High-performance matrix-free unfitted finite element operator evaluation
Maximilian Bergbauer, Peter Munch, Wolfgang A. Wall, Martin Kronbichler
TL;DR
The paper develops a matrix-free framework for high-order unfitted finite element operator evaluation on tensor-product hexahedral meshes embedded via level-set geometry, addressing the small cut cell problem with volume ghost penalties and unstructured quadrature through dimension-reduction techniques. By classifying quadrature into structured and unstructured terms and applying sum-factorization, the authors achieve significant throughput gains over traditional sparse-matrix approaches, with strong performance shown for $p=3$ DG and scalable large-scale simulations. Performance models and CPU benchmarks demonstrate promising roofline alignment and substantial speedups, validating the practicality of high-order unfitted methods in 3D. The work also discusses load balancing and preconditioning as critical factors for further improvements and scalability in real-world simulations.
Abstract
Unfitted finite element methods, like CutFEM, have traditionally been implemented in a matrix-based fashion, where a sparse matrix is assembled and later applied to vectors while solving the resulting linear system. With the goal of increasing performance and enabling algorithms with polynomial spaces of higher degrees, this contribution chooses a more abstract approach by matrix-free evaluation of the operator action on vectors instead.
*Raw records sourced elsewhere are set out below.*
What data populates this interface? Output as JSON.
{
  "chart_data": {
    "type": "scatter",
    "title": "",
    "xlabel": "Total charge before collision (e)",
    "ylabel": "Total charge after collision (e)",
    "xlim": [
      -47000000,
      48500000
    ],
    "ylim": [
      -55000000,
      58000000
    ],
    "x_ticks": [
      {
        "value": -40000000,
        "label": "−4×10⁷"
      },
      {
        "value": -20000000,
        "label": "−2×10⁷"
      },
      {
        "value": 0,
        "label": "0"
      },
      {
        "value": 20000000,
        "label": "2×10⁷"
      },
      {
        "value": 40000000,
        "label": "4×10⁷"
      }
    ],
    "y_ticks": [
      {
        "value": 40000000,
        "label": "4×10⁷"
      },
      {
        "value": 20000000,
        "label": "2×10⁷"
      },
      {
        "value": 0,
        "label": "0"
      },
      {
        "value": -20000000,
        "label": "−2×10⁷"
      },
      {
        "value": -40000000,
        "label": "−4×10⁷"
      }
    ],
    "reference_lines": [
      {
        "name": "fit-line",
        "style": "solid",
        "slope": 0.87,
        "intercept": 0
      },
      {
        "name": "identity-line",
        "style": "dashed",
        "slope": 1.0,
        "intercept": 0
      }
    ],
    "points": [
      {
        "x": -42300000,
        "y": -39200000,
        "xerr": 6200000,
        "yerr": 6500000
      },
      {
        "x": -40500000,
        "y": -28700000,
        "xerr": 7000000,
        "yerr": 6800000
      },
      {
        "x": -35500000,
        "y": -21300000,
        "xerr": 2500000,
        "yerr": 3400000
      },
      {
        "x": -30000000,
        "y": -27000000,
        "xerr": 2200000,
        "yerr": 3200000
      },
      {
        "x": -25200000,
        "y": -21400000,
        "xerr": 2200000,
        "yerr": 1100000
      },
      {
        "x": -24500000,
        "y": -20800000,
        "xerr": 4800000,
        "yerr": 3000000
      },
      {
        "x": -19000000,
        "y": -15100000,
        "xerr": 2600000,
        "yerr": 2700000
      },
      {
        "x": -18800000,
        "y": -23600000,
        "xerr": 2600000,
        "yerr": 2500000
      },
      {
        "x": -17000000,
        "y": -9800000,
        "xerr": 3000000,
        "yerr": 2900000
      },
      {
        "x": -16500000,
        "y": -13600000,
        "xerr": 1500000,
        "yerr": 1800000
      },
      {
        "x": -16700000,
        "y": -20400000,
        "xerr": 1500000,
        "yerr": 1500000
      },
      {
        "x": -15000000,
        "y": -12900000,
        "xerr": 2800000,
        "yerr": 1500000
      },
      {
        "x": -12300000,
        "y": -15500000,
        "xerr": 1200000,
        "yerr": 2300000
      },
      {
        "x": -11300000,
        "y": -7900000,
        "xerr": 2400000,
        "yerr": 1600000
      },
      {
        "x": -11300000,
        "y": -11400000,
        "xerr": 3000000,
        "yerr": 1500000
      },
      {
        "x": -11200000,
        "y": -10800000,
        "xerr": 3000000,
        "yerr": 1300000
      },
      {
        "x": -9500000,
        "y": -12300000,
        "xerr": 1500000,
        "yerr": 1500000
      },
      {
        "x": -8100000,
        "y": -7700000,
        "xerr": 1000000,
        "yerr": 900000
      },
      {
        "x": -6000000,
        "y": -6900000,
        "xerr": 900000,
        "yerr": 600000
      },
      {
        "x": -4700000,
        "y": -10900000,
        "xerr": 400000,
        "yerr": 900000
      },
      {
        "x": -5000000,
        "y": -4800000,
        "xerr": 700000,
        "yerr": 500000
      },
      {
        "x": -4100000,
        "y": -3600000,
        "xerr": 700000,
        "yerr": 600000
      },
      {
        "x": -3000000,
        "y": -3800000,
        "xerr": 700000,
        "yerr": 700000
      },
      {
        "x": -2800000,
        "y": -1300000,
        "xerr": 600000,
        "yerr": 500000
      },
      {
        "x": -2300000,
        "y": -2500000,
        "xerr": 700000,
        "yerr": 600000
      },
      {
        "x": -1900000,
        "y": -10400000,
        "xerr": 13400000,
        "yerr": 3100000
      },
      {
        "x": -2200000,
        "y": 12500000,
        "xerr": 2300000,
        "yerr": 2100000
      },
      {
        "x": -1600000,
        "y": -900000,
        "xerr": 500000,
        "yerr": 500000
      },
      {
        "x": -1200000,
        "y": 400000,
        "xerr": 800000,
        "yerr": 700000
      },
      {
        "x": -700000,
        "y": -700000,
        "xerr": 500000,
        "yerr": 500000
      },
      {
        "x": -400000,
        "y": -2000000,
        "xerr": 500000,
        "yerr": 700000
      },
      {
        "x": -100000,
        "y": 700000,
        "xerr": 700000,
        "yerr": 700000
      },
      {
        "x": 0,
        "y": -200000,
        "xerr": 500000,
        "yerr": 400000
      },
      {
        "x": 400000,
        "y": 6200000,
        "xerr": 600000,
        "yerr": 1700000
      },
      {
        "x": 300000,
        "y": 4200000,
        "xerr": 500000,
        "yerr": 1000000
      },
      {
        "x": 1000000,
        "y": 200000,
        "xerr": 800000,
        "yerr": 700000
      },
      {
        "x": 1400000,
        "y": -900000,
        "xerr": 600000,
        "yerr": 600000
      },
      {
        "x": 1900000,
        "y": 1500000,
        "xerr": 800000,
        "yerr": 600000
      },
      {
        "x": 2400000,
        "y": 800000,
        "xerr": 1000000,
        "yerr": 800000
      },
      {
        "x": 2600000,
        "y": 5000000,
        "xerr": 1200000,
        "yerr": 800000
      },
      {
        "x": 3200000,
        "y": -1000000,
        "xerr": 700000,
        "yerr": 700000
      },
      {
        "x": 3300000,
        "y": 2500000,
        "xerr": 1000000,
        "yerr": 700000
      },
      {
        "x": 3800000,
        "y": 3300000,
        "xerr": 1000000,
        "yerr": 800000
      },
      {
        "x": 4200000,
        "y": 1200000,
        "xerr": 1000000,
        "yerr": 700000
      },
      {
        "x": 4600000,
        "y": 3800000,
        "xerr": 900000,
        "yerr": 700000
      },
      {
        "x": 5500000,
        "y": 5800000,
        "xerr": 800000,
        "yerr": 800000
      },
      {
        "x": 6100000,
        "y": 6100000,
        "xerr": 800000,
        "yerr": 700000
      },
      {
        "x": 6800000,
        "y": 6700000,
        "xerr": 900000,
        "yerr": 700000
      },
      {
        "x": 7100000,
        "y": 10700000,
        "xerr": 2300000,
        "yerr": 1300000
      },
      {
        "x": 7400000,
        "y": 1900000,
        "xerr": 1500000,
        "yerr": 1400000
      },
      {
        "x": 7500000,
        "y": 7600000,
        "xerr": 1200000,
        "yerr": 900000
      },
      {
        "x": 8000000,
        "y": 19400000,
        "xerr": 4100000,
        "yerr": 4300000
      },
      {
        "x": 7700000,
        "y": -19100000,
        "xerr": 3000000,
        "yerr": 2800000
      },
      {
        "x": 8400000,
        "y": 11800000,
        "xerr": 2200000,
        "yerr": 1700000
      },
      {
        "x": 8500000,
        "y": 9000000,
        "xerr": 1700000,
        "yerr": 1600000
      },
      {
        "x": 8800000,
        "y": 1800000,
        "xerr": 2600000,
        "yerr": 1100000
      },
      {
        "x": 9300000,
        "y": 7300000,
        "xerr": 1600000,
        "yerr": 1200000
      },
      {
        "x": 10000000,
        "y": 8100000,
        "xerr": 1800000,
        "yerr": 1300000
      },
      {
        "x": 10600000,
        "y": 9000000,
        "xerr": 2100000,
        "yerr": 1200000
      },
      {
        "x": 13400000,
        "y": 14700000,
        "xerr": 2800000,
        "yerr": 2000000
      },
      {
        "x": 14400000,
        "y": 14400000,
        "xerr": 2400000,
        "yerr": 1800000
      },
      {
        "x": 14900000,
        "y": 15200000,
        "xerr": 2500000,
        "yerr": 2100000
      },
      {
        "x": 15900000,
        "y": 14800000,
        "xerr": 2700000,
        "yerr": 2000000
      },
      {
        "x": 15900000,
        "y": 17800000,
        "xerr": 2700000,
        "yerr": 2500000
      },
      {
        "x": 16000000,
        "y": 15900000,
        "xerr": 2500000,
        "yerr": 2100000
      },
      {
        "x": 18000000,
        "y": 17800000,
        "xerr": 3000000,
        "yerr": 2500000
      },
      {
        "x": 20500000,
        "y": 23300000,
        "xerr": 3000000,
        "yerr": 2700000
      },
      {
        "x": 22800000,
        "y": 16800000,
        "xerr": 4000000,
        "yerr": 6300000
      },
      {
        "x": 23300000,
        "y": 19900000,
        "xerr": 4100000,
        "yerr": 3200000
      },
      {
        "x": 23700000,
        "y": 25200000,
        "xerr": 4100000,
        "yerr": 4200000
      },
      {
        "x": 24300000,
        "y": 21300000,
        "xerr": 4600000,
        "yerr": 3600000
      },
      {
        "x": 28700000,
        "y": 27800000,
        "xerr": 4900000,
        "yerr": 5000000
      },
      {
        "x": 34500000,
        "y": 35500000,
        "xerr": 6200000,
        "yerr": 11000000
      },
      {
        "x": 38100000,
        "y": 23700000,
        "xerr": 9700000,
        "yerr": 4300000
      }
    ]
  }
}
The proposed method loops over cells and locally evaluates the cell, face, and interface integrals, including the contributions from cut cells and the different means of stabilization. The main challenge is the efficient numerical evaluation of terms in the weak form with unstructured quadrature points arising from the unfitted discretization in cells cut by the interface. We present design choices and performance optimizations for tensor-product elements and demonstrate the performance by means of benchmarks and application examples. We demonstrate a speedup of more than one order of magnitude for the operator evaluation of a discontinuous Galerkin discretization with polynomial degree three compared to a sparse matrix-vector product and develop performance models to quantify the performance properties over a wide range of polynomial degrees.